I want to compute scipy.stats.kendalltau on every pairwise combination of the last two dimensions. For example:
kendalltau(arr[:, 0, 0], arr[:, 1, 0])
kendalltau(arr[:, 0, 0], arr[:, 1, 1])
kendalltau(arr[:, 0, 0], arr[:, 1, 2])
...
kendalltau(arr[:, 0, 0], arr[:, 2, 0])
kendalltau(arr[:, 0, 0], arr[:, 2, 1])
kendalltau(arr[:, 0, 0], arr[:, 2, 2])
...
...
kendalltau(arr[:, 598, 20], arr[:, 599, 20])
such that I cover all combinations of arr[:, i, xi] with arr[:, j, xj] with i < j and xi in [0,20), xj in [0, 20).
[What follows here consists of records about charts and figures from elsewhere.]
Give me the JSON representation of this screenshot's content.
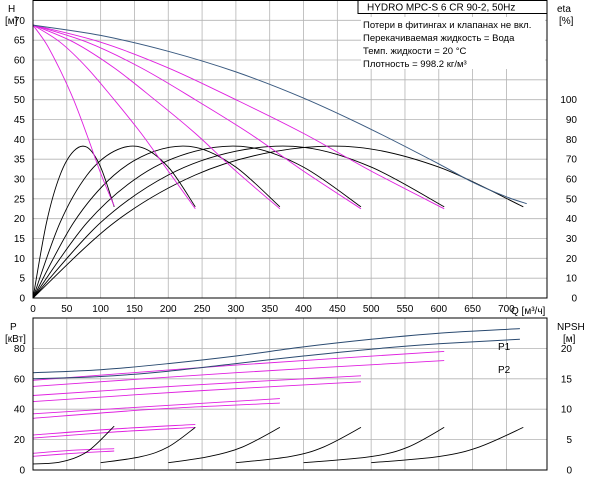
{
  "chart_data": [
    {
      "type": "line",
      "panel": "performance",
      "title": "HYDRO MPC-S 6 CR 90-2, 50Hz",
      "xlabel": "Q [м³/ч]",
      "ylabel_left": [
        "H",
        "[м]"
      ],
      "ylabel_right": [
        "eta",
        "[%]"
      ],
      "xlim": [
        0,
        760
      ],
      "ylim_left": [
        0,
        75
      ],
      "ylim_right": [
        0,
        150
      ],
      "x_ticks": [
        0,
        50,
        100,
        150,
        200,
        250,
        300,
        350,
        400,
        450,
        500,
        550,
        600,
        650,
        700
      ],
      "y_ticks_left": [
        0,
        5,
        10,
        15,
        20,
        25,
        30,
        35,
        40,
        45,
        50,
        55,
        60,
        65,
        70
      ],
      "y_ticks_right": [
        0,
        10,
        20,
        30,
        40,
        50,
        60,
        70,
        80,
        90,
        100
      ],
      "grid": true,
      "notes": [
        "Потери в фитингах и клапанах не вкл.",
        "Перекачиваемая жидкость = Вода",
        "Темп. жидкости = 20 °C",
        "Плотность = 998.2 кг/м³"
      ],
      "colors": {
        "max_curve": "#3a5a80",
        "head_curves": "#e020e0",
        "eta_curves": "#000000"
      },
      "head_max": {
        "name": "",
        "x": [
          0,
          100,
          200,
          300,
          400,
          500,
          600,
          650,
          700,
          730
        ],
        "y": [
          68.8,
          66.2,
          62.2,
          57,
          50.4,
          42.5,
          33.8,
          29.2,
          25.5,
          23.8
        ]
      },
      "head_curves": [
        {
          "pumps": 1,
          "x": [
            0,
            20,
            40,
            60,
            80,
            100,
            120
          ],
          "y": [
            68.8,
            64,
            57.5,
            50,
            41,
            31.5,
            23.2
          ]
        },
        {
          "pumps": 2,
          "x": [
            0,
            40,
            80,
            120,
            160,
            200,
            240
          ],
          "y": [
            68.8,
            64.5,
            58,
            50,
            41.5,
            32,
            22.5
          ]
        },
        {
          "pumps": 3,
          "x": [
            0,
            60,
            120,
            180,
            240,
            300,
            365
          ],
          "y": [
            68.8,
            64.5,
            58,
            50,
            41.5,
            32,
            22.5
          ]
        },
        {
          "pumps": 4,
          "x": [
            0,
            80,
            160,
            240,
            320,
            400,
            485
          ],
          "y": [
            68.8,
            64.5,
            58,
            50,
            41.5,
            32,
            22.5
          ]
        },
        {
          "pumps": 5,
          "x": [
            0,
            100,
            200,
            300,
            400,
            500,
            608
          ],
          "y": [
            68.8,
            64.5,
            58,
            50,
            41.5,
            32,
            22.5
          ]
        }
      ],
      "eta_curves": [
        {
          "x": [
            0,
            20,
            40,
            60,
            80,
            100,
            120
          ],
          "y": [
            0,
            38,
            62,
            74,
            76,
            66,
            46
          ]
        },
        {
          "x": [
            0,
            40,
            80,
            120,
            160,
            200,
            240
          ],
          "y": [
            0,
            38,
            62,
            74,
            76,
            66,
            46
          ]
        },
        {
          "x": [
            0,
            60,
            120,
            180,
            240,
            300,
            365
          ],
          "y": [
            0,
            38,
            62,
            74,
            76,
            66,
            46
          ]
        },
        {
          "x": [
            0,
            80,
            160,
            240,
            320,
            400,
            485
          ],
          "y": [
            0,
            38,
            62,
            74,
            76,
            66,
            46
          ]
        },
        {
          "x": [
            0,
            100,
            200,
            300,
            400,
            500,
            608
          ],
          "y": [
            0,
            38,
            62,
            74,
            76,
            66,
            46
          ]
        },
        {
          "x": [
            0,
            120,
            240,
            360,
            480,
            600,
            725
          ],
          "y": [
            0,
            38,
            62,
            74,
            76,
            66,
            46
          ]
        }
      ]
    },
    {
      "type": "line",
      "panel": "power_npsh",
      "xlim": [
        0,
        760
      ],
      "ylabel_left": [
        "P",
        "[кВт]"
      ],
      "ylabel_right": [
        "NPSH",
        "[м]"
      ],
      "ylim_left": [
        0,
        100
      ],
      "ylim_right": [
        0,
        25
      ],
      "y_ticks_left": [
        0,
        20,
        40,
        60,
        80
      ],
      "y_ticks_right": [
        0,
        5,
        10,
        15,
        20
      ],
      "grid": true,
      "colors": {
        "p_curves": "#2a4a70",
        "p_stage_curves": "#e020e0",
        "npsh_curves": "#000000"
      },
      "p_curves": [
        {
          "name": "P1",
          "x": [
            0,
            100,
            200,
            300,
            400,
            500,
            600,
            720
          ],
          "y": [
            64,
            66,
            70,
            75,
            81,
            86,
            90,
            93
          ]
        },
        {
          "name": "P2",
          "x": [
            0,
            100,
            200,
            300,
            400,
            500,
            600,
            720
          ],
          "y": [
            60,
            61.5,
            65,
            70,
            75,
            79.5,
            83,
            86
          ]
        }
      ],
      "p_stage_curves": [
        {
          "x": [
            0,
            60,
            120
          ],
          "y": [
            9,
            11,
            12.5
          ]
        },
        {
          "x": [
            0,
            60,
            120
          ],
          "y": [
            11,
            13,
            14
          ]
        },
        {
          "x": [
            0,
            120,
            240
          ],
          "y": [
            21,
            25,
            28
          ]
        },
        {
          "x": [
            0,
            120,
            240
          ],
          "y": [
            23,
            27,
            30
          ]
        },
        {
          "x": [
            0,
            180,
            365
          ],
          "y": [
            34,
            40,
            44
          ]
        },
        {
          "x": [
            0,
            180,
            365
          ],
          "y": [
            37,
            42,
            47
          ]
        },
        {
          "x": [
            0,
            240,
            485
          ],
          "y": [
            45,
            52,
            58
          ]
        },
        {
          "x": [
            0,
            240,
            485
          ],
          "y": [
            49,
            56,
            62
          ]
        },
        {
          "x": [
            0,
            300,
            608
          ],
          "y": [
            55,
            64,
            72
          ]
        },
        {
          "x": [
            0,
            300,
            608
          ],
          "y": [
            59,
            69,
            78
          ]
        }
      ],
      "npsh_curves": [
        {
          "x": [
            0,
            40,
            80,
            120
          ],
          "y": [
            1,
            1.3,
            3,
            7.2
          ]
        },
        {
          "x": [
            100,
            160,
            200,
            240
          ],
          "y": [
            1.2,
            2.2,
            3.8,
            7
          ]
        },
        {
          "x": [
            200,
            260,
            310,
            365
          ],
          "y": [
            1.2,
            2.2,
            3.8,
            7
          ]
        },
        {
          "x": [
            300,
            380,
            430,
            485
          ],
          "y": [
            1.2,
            2.2,
            3.8,
            7
          ]
        },
        {
          "x": [
            400,
            500,
            555,
            608
          ],
          "y": [
            1.2,
            2.2,
            3.8,
            7
          ]
        },
        {
          "x": [
            500,
            600,
            660,
            725
          ],
          "y": [
            1.2,
            2.2,
            3.8,
            7
          ]
        }
      ]
    }
  ]
}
This is (600 choose 2) * 400 individual calculations, but since each takes about 0.002 s on my machine, it shouldn't take much longer than a day with the multiprocessing module. 
What's the best way to go about iterating over these columns (with i<j)? I figure I should avoid something like
for i in range(600):
    for j in range(i+1, 600):
        for xi in range(20):
            for xj in range(20):
What is the most numpythonic way of doing this?
Edit: I changed the title since Kendall Tau isn't really important to the question. I realize I could also do something like
import itertools as it
for i, j in it.combinations(xrange(600), 2):
    for xi, xj in product(xrange(20), xrange(20)):
but there's got to be a better, more vectorized way with numpy.